A Conversation on Sustainable Landscaping

Despite the recent downpours, we thought a conversation with our designer, Don Kansteiner, would be a terrific way to present our views on the topics of drought and design sustainability.

What is sustainable landscaping? 


As a Landscape Designer, it is exciting to establish the norms as far a sustainable landscapes go. Being open minded I think is the first step in the application, or transition to sustainable landscapes. It is a practice that has been in place pretty much forever, but lost in the throes of new, new, new and new… !  In terms of residential landscapes, using permeable materials, installing plants that are native and or adaptable to the region, improving soil conditions, capturing and reusing rain water, source material from local growers and suppliers, reuse and recycle materials, using native grasses as an option to synthetic turf, use small turf areas for kids, improve the irrigation systems to improve water absorption and lessen run off.
Did you know using native plants improves the native insect and bird cultures? Throw away your hedge trimmers. Design and allow plants to grow into their full cycles, which create a healthier plant and contributes to the other life cycles that depend on plants.  Just the tip of the iceberg…
How can elements be incorporated without an entire landscape overhaul?

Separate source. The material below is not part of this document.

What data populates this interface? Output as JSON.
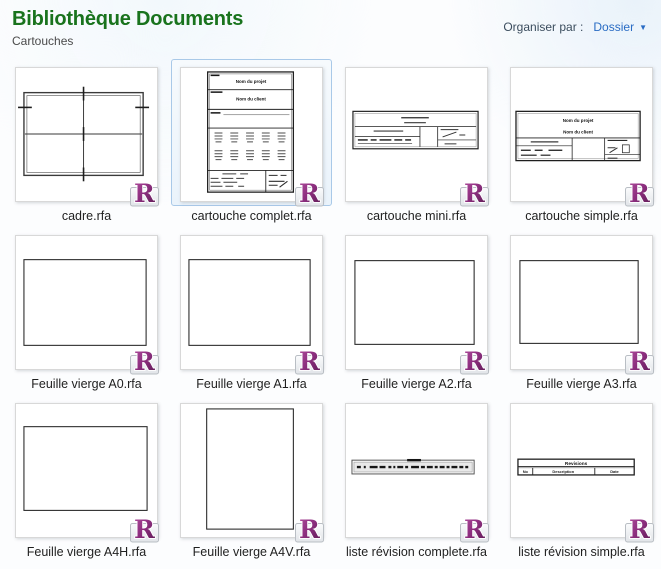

The hot topics now are turf and irrigation. The irrigation can be improved to reduce water loss and increase water efficiency with better application and management. This can be done with sub surface and drip systems, or using matched precipitation nozzles on existing systems.  Using native grasses, or low water use ground covers can reduce maintenance and its related impact,(fuel and chemicals) and can provide a new look that actually changes with the seasons. Synthetic turf has its place, but I am struggling a bit with its long range impact. As a comparative, I am using less and less plastic bags and bottles every day.


With our state’s current water crises, how can outdoor water usage be trimmed immediately?
A quick example. I live in an older house. In my house it takes almost 3 gallons of water to get the hot water to the shower. I now put a bucket in the shower, capture that water, and use it in my courtyard planters and pots, herb pots, and our curbside planter. If we do this 2 times a day, I have saved 2100 gallons over a year and repurposed it to the garden.
In most cases, an irrigation audit and system review with recommended improvements by a landscape contractor is a great place to start finding the “leaks” in your garden.

Are there long-term measures that can be taken in the yard to lessen usage and conserve this natural resource?
There are too many to mentioned, and more are being discovered and created. I think it all starts with a design that included the practice of sustainable landscape right from the beginning. As I suggested, this takes an open mind and a new way of looking at the landscape for a lot of us.  We do live in a desert here in Southern California, and the yards are not all large, but the impact is huge by the sheer numbers of houses. I love the “Think Globally, Act Locally” slogan when it comes to sustainable landscapes, who knows, we might even help the bees and the butterflies.